Tristan

Note

This version of 'Tristan' is not a direct translation. It has been embellished somewhat and some content is removed. However, most of the missing content is to do with Gottfried's own opinions, asides and excursus, and therefore, the basic story as Gottfried wrote it has been retained.

As feasible as this version of "Tristan" is, this editor believes Gottfried's romance of Tristan and Isolde to be the finest around, and urges you to buy this book (which is a direct translation) to truly appreciate his masterpiece.

For copyright reasons we are unable to show the content of that book for free, so we hope this rendering of Strassburg's work will suffice in the mean time.

Author: Gottfried von Strassburg
Date: c1210
Origin: Germany
  • Gottfried von Straßburg

    German poet and author who lived in the late 12th, early 13th century (ca. 1180 – ca. 1210). He is celebrated for his Middle High German courtly romance "Tristan" – widely considered one of the narrative masterpieces of the German Middle Ages.

    Tristan is 19,548 lines long, but is incomplete.

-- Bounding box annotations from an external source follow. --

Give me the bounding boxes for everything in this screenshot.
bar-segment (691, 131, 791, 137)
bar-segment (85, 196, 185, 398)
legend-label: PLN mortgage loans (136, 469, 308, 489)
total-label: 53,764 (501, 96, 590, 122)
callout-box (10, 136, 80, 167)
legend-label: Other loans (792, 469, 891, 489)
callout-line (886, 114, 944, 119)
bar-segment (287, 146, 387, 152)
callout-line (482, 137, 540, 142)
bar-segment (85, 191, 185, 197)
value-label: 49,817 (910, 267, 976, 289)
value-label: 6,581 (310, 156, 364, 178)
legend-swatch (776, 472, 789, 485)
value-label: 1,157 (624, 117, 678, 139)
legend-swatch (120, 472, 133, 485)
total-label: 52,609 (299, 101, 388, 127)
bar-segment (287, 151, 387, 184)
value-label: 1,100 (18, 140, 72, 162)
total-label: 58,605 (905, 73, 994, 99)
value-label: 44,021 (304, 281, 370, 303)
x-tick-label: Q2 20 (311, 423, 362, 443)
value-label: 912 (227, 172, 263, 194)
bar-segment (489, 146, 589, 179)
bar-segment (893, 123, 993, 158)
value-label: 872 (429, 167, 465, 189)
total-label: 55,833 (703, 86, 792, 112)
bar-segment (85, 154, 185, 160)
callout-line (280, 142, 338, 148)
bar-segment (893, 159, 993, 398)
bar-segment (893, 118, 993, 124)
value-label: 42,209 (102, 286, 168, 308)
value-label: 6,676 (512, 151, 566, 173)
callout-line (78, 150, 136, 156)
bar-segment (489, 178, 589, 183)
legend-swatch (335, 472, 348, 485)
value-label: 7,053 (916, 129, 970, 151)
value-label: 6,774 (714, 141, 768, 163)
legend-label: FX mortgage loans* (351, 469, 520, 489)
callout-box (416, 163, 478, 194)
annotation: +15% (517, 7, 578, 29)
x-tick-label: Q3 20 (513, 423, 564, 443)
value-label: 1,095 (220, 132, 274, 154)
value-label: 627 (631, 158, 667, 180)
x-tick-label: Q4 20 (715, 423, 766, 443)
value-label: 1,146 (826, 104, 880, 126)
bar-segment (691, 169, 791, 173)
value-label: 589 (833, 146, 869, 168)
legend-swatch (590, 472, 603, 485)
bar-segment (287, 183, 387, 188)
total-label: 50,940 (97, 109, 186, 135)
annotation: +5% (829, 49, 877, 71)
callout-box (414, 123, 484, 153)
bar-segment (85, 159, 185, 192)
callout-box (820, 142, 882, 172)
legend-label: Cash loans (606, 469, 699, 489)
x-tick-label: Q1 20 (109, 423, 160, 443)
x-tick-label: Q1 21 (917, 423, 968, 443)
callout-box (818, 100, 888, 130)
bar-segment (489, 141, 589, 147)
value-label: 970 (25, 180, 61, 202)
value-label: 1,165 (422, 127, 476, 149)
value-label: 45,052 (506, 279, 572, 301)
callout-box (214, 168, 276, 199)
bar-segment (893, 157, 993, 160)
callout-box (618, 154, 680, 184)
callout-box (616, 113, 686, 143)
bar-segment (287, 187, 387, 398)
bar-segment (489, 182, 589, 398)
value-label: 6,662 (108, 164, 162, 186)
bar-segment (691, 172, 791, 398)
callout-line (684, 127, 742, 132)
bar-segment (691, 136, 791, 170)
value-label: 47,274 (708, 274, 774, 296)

No extant manuscript (11 complete manuscripts and 17 fragments) offers a conclusion, which means Gottfried either died before finishing his work (testified by later poets), or gave up finishing it.

    The text comprises of rhyming couplets, with the 44 line prologue written in quatrains and the main divisions of the story written in pairs of quatrains. The initial letters of the quatrains form an acrostic: Gotefrid-Tristan-Isolde, whilst the prologue acrostic gives the name Dieterich (assumed to be the patron of Gottfried).

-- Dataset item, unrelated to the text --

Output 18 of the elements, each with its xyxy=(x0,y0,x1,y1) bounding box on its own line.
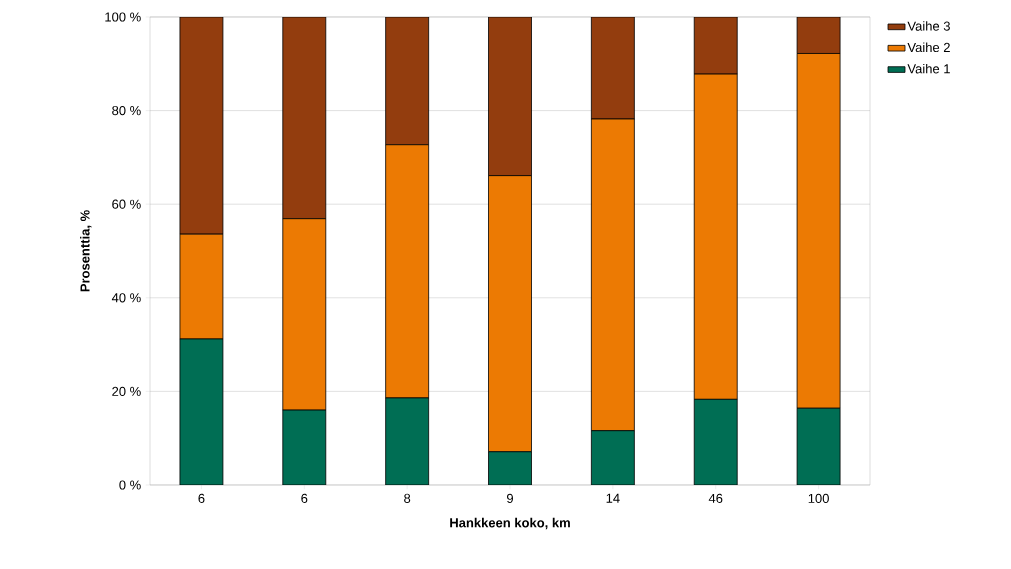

    The piece is (by the authors admission) based on Thomas of Britain's version of the legend, but features many embellishments - including the literary excursis which is considered the earliest piece of literary critique in the vernacular literature of the Middle Ages. Gottfried's unfinished work was completed by two later poets (Ulrich von Türheim around 1235 and Heinrich von Freiberg around 1290) but they used Eilhart von Oberge as a source, not Thomas of Britain.

    Not much is known about Gottfried. He is taken to have written Tristan in the first decade of the 13th century and is taken to have died in 1210. His origin or close association with Strasbourg is affirmed by the fact that the earliest manuscripts of Tristan demonstrate signs of Alemannic, Alsation dialect. He is always referred to by the term 'Meister' (Master), which means he was not a Knight and came from a learned background. The text reveals that he obviously received a solid education in the trivium, the quadrivium, classical literature, rhetoric, and theology.